JMK argued that the report dated October 9, 2019, had no adverse information that could deny him access to the minor as he awaited a determination on who would be granted full custody.
He accused CWK of moving the minor from a Sh12,000-per-term school to one charging Sh154,000 without his knowledge.
According to him, the minor needed a secure relationship with both parents and it was necessary for her to relate with him as the father given that she was joining the school and his presence and involvement would assist in making decisions.
On home care, the man said he gets home early, and that a nanny and not CWK is the girl’s primary caregiver. In her reply, CWK urged the court to dismiss the case.

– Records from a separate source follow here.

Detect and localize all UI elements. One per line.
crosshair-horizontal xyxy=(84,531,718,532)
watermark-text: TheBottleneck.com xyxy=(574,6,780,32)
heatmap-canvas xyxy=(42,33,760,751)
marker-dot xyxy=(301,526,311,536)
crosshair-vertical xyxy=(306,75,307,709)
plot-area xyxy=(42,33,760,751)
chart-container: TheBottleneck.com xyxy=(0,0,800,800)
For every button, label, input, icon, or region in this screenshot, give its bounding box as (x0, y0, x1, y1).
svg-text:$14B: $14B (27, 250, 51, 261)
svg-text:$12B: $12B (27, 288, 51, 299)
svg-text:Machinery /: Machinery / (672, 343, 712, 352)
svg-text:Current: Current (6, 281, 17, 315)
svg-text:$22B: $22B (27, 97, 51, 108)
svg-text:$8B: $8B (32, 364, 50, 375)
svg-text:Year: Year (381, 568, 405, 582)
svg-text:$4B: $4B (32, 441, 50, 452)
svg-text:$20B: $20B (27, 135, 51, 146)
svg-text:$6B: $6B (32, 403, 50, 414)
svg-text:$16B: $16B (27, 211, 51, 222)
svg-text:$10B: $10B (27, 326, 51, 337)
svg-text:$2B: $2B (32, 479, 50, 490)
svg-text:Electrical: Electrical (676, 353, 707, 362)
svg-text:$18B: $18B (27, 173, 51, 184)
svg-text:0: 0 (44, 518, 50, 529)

She argued that the children’s officer’s report had revealed that JMK did not know how to take care of children.
She claimed that they had tried to negotiate the terms of access and maintenance but could not reach an agreement.
Their differences, she said, were mostly about maintenance. CWK told the court that JMK has said he would only cater for the minor’s expense on suggested one-day access.
She argued that he had never provided for his daughter since she was born.
She said that he had been allowed to visit the minor at her residence but he rejected the idea.
Justice Mwita declined to intervene, instead sending the two parents back to the Children’s Court for a full hearing to determine who will have custody.